When we’d finished everything on our plates, I sighed with satisfaction. “That was amazing.”

There was something in his eyes when he looked at me and I had an inkling of what he looked like right after sex.

“I don’t get what all the hippies are bitching about,” he said.

“Rednecks are a drag,” I replied.

He leaned over the table. I could feel the warmth of his lips before they even touched mine. Just as my nose filled with the smell of garden and soap and man, a loud, slurred voice pierced the evening.

“Dude, I know two things: heavy metal and celebrities. And if you want integrity, pick a metal musician every time. That actress’s publicists want you to think she’s all that, you know, with the adopting starving kids and buying up villages. But it’s a sales job. Tits and ass. Same as all the rest.”

Startled, I jerked my head and the kiss became teeth knocking against my ear.

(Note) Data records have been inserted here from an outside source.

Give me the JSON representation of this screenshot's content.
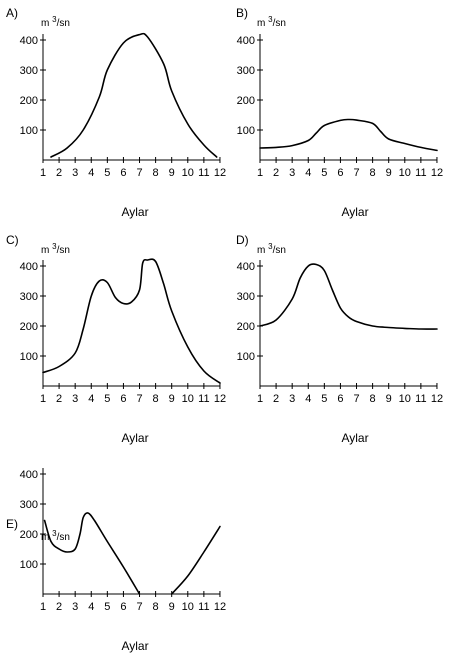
{
  "chart_data": [
    {
      "type": "line",
      "panel": "A)",
      "ylabel": {
        "base": "m ",
        "sup": "3",
        "rest": "/sn"
      },
      "xlabel": "Aylar",
      "x_ticks": [
        "1",
        "2",
        "3",
        "4",
        "5",
        "6",
        "7",
        "8",
        "9",
        "10",
        "11",
        "12"
      ],
      "y_ticks": [
        "100",
        "200",
        "300",
        "400"
      ],
      "xlim": [
        1,
        12
      ],
      "ylim": [
        0,
        420
      ],
      "grid": false,
      "series": [
        {
          "x": [
            1.5,
            2.5,
            3.5,
            4.5,
            5,
            6,
            7,
            7.5,
            8.5,
            9,
            10,
            11,
            11.8
          ],
          "y": [
            10,
            40,
            100,
            210,
            300,
            390,
            418,
            410,
            320,
            230,
            120,
            50,
            10
          ]
        }
      ]
    },
    {
      "type": "line",
      "panel": "B)",
      "ylabel": {
        "base": "m ",
        "sup": "3",
        "rest": "/sn"
      },
      "xlabel": "Aylar",
      "x_ticks": [
        "1",
        "2",
        "3",
        "4",
        "5",
        "6",
        "7",
        "8",
        "9",
        "10",
        "11",
        "12"
      ],
      "y_ticks": [
        "100",
        "200",
        "300",
        "400"
      ],
      "xlim": [
        1,
        12
      ],
      "ylim": [
        0,
        420
      ],
      "grid": false,
      "series": [
        {
          "x": [
            1,
            2,
            3,
            4,
            4.5,
            5,
            6,
            6.5,
            7,
            8,
            8.5,
            9,
            10,
            11,
            12
          ],
          "y": [
            40,
            42,
            48,
            65,
            90,
            115,
            132,
            135,
            133,
            122,
            95,
            70,
            55,
            42,
            32
          ]
        }
      ]
    },
    {
      "type": "line",
      "panel": "C)",
      "ylabel": {
        "base": "m ",
        "sup": "3",
        "rest": "/sn"
      },
      "xlabel": "Aylar",
      "x_ticks": [
        "1",
        "2",
        "3",
        "4",
        "5",
        "6",
        "7",
        "8",
        "9",
        "10",
        "11",
        "12"
      ],
      "y_ticks": [
        "100",
        "200",
        "300",
        "400"
      ],
      "xlim": [
        1,
        12
      ],
      "ylim": [
        0,
        420
      ],
      "grid": false,
      "series": [
        {
          "x": [
            1,
            2,
            3,
            3.5,
            4,
            4.5,
            5,
            5.5,
            6,
            6.5,
            7,
            7.2,
            7.5,
            8,
            8.5,
            9,
            10,
            11,
            12
          ],
          "y": [
            45,
            65,
            110,
            190,
            300,
            350,
            345,
            295,
            275,
            280,
            320,
            410,
            420,
            415,
            340,
            250,
            130,
            50,
            10
          ]
        }
      ]
    },
    {
      "type": "line",
      "panel": "D)",
      "ylabel": {
        "base": "m ",
        "sup": "3",
        "rest": "/sn"
      },
      "xlabel": "Aylar",
      "x_ticks": [
        "1",
        "2",
        "3",
        "4",
        "5",
        "6",
        "7",
        "8",
        "9",
        "10",
        "11",
        "12"
      ],
      "y_ticks": [
        "100",
        "200",
        "300",
        "400"
      ],
      "xlim": [
        1,
        12
      ],
      "ylim": [
        0,
        420
      ],
      "grid": false,
      "series": [
        {
          "x": [
            1,
            2,
            3,
            3.5,
            4,
            4.5,
            5,
            5.5,
            6,
            6.5,
            7,
            8,
            9,
            10,
            11,
            12
          ],
          "y": [
            200,
            220,
            290,
            360,
            400,
            405,
            385,
            320,
            260,
            230,
            215,
            200,
            195,
            192,
            190,
            190
          ]
        }
      ]
    },
    {
      "type": "line",
      "panel": "E)",
      "ylabel": {
        "base": "m ",
        "sup": "3",
        "rest": "/sn"
      },
      "xlabel": "Aylar",
      "x_ticks": [
        "1",
        "2",
        "3",
        "4",
        "5",
        "6",
        "7",
        "8",
        "9",
        "10",
        "11",
        "12"
      ],
      "y_ticks": [
        "100",
        "200",
        "300",
        "400"
      ],
      "xlim": [
        1,
        12
      ],
      "ylim": [
        0,
        420
      ],
      "grid": false,
      "series": [
        {
          "x": [
            1.1,
            1.5,
            2,
            2.5,
            3,
            3.3,
            3.5,
            3.8,
            4.2,
            5,
            6,
            7
          ],
          "y": [
            245,
            175,
            150,
            140,
            150,
            200,
            255,
            270,
            245,
            175,
            90,
            0
          ]
        },
        {
          "x": [
            9,
            10,
            11,
            12
          ],
          "y": [
            0,
            60,
            140,
            225
          ]
        }
      ]
    }
  ]
}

“Umf,” Eustace said, pulling away and rubbing his mouth.

“I’m sorry. I just heard something.”

The voice continued.

“She’s a total whore. Just like a certain someone who works at the high school. Well, actually, she might not work there anymore. I haven’t kept in touch. Fact is, I been home ever since I left school. ‘Cept for this one trip I took to like Home Depot. This shit here is like my coming-out party.”

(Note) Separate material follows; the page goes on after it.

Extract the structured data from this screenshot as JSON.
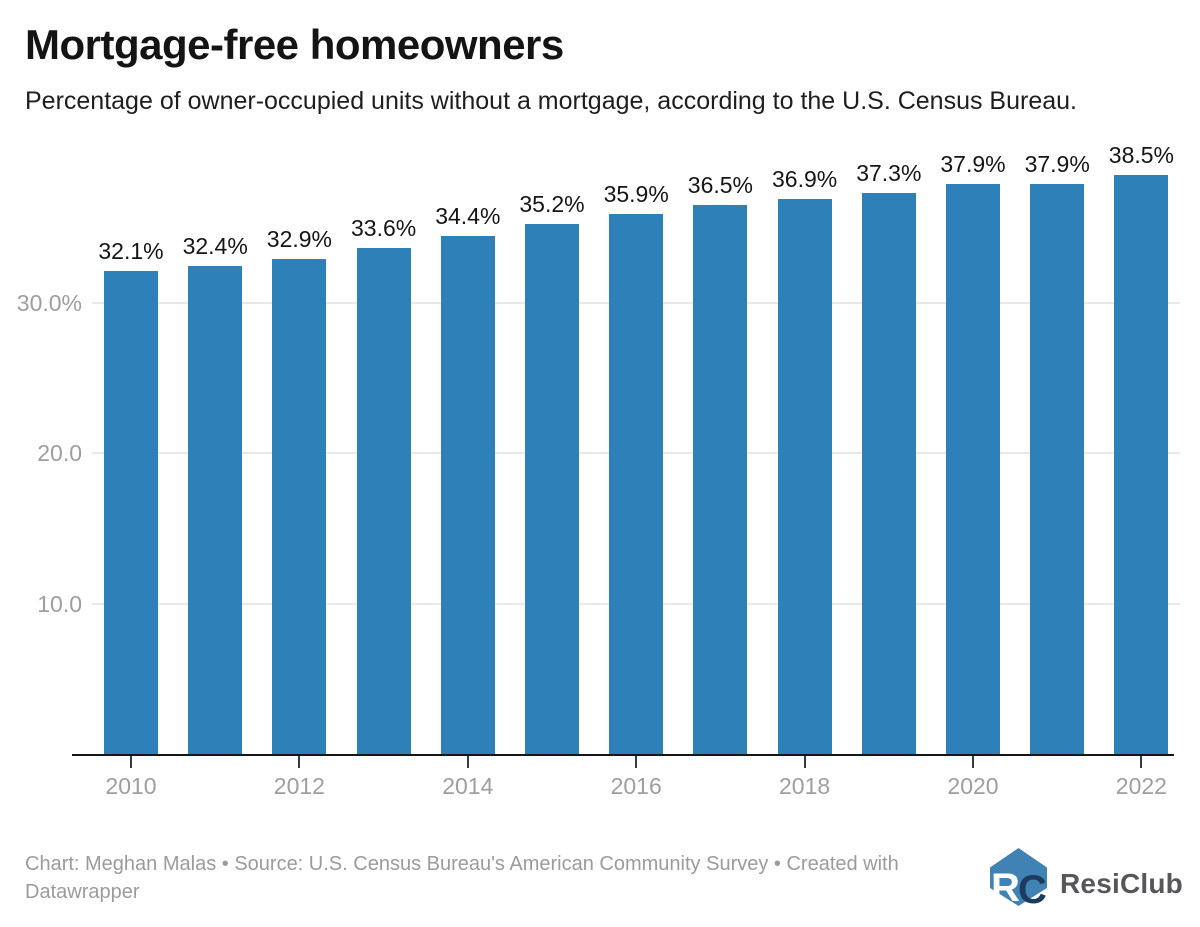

There was a pause and then the voice sounded again. It was decibels louder than any other in earshot and it was coming from inside the bar.

“Don’t get upset, dude. You’ll fuck up your oxygen tank.”

What was Seth doing here? Wasn’t he supposed to be eating pizza back at the farm? When did he get drunk? He’d been doing so well.

Eustace was listening, too, with a smile on his face that looked like a combination of pity and annoyance.

“Always has to be one,” he said.

I took a small sip of my drink and tried to think. Seth was supposed to be a patient in my treatment center. People gossip in small towns. I couldn’t let anyone know that my one patient was out drinking at the local establishments. Seth’s behavior was endangering my whole plan.